“We will be holding talks with Russian law enforcement about these individuals,” AFP Commissioner says [300 words].
What: The Australian Federal Police (AFP) has identified the threat actor behind the catastrophic attack on health-insurer Medibank as being a Russia-based group. In a statement Friday, AFP Commissioner Reece Kershaw said that investigators had managed to trace the attack back to a set of “loosely affiliated cybercriminals” who were likely behind other significant breaches around the world. Some have identified the threat actor as being affiliated to the notorious REvil ransomware group.
“We believe we know which individuals are responsible, but I will not be naming them,” Kershaw said in the statement. “What I will say is that we will be holding talks with Russian law enforcement about these individuals.”
The statement went on to note that investigators under the so-called “Operation Guardian” initiative, that was established to protect customer information following a breach at Australian telecommunications company Optus earlier this year, are now scouring the web for people trying to illegally download data that was stolen in the Medibank breach.
“We know who you are, and moreover, the AFP has some significant runs on the scoreboard when it comes to bringing overseas offenders back to Australia to face the justice system,” Kershaw said.
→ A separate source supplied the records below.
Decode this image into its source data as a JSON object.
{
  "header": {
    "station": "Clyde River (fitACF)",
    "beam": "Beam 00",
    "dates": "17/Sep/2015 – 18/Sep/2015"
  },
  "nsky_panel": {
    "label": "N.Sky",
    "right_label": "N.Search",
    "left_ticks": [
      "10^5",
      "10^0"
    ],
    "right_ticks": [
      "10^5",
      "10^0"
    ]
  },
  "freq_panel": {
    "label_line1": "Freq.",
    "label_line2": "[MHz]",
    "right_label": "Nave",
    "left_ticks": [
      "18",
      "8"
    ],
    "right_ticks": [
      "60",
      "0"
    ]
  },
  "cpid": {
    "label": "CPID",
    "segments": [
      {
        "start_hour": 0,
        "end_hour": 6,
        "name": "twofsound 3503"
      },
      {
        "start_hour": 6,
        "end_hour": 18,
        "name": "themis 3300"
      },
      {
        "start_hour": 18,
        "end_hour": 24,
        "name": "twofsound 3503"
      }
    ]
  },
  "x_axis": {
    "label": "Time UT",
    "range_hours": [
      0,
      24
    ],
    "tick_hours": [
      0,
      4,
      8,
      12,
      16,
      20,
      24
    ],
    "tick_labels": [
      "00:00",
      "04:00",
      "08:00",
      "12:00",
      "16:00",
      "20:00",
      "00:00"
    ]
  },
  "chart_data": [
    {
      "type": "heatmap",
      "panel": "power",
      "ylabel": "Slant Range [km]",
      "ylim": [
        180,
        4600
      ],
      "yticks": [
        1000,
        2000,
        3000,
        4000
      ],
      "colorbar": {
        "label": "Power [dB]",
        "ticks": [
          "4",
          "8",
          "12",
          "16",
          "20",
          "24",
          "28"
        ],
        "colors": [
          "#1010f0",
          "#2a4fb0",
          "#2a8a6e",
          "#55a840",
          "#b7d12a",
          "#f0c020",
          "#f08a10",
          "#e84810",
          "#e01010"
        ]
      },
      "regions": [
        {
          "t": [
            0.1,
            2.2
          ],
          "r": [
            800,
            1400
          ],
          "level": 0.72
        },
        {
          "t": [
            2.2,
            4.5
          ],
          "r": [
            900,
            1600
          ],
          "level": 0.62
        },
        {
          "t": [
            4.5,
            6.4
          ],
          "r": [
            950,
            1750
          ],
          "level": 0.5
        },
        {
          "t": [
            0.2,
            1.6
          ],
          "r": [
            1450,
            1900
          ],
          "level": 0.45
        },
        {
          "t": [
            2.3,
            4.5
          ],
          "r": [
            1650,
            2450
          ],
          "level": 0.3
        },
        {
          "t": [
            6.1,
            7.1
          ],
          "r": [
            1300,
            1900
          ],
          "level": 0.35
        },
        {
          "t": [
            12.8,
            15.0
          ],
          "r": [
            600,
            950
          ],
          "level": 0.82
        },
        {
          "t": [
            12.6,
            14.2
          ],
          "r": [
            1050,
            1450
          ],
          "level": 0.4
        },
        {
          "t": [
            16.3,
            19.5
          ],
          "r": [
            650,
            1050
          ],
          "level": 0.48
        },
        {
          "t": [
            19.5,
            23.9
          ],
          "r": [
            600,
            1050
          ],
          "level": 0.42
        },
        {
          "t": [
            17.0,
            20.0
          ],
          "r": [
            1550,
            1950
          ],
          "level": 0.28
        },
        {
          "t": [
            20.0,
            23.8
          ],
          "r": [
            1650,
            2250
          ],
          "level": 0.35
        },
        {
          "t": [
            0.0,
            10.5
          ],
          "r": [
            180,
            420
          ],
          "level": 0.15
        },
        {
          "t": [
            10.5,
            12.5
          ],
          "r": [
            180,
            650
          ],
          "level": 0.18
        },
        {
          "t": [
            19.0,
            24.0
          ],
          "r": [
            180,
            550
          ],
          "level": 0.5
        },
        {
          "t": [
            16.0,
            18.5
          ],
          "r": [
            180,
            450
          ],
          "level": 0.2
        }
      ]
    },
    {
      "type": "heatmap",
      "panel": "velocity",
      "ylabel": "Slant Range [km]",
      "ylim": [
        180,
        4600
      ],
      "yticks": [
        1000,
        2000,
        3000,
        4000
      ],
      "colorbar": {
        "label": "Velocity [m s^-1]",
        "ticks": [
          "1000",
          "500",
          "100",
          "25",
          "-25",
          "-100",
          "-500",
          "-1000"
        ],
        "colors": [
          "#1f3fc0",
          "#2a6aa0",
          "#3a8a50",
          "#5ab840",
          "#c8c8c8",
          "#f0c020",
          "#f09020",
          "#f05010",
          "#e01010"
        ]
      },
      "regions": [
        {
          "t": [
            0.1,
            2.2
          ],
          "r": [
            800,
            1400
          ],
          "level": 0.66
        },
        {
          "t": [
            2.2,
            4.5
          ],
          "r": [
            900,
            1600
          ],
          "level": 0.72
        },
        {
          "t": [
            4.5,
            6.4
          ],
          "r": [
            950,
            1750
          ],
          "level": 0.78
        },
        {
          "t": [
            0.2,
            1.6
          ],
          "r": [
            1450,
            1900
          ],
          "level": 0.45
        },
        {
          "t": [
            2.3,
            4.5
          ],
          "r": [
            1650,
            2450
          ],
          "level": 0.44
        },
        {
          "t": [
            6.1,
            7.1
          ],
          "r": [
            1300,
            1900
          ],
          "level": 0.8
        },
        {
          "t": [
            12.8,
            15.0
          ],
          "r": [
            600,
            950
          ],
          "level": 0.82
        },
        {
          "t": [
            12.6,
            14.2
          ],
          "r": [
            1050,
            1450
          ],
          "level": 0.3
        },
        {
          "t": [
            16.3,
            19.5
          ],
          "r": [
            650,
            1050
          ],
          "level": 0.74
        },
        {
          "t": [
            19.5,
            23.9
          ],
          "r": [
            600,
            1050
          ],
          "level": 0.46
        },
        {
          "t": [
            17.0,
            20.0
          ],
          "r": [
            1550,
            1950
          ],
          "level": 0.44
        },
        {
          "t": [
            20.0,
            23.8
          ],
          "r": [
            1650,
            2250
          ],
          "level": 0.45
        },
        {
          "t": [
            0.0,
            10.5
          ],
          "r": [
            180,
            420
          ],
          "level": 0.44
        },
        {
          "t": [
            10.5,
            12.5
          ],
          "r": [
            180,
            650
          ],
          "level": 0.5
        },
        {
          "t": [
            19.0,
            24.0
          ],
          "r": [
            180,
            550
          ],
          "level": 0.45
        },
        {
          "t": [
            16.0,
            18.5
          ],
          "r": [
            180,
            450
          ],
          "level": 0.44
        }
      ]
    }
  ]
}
Why it matters: The threat actor behind the attack on Medibank has begun systematically leaking sensitive data belonging to some 9.7 million customers, on dark web forums. The leaks began after Medibank CEO David Koczk publicly refused to pay the demanded $10 million ransom, the threat actor wanted. The leaked data includes personally identifiable data such as customer names, addresses, birth dates, phone numbers, email addresses, Medicare account numbers, passport numbers and, most damagingly, data related to health claims.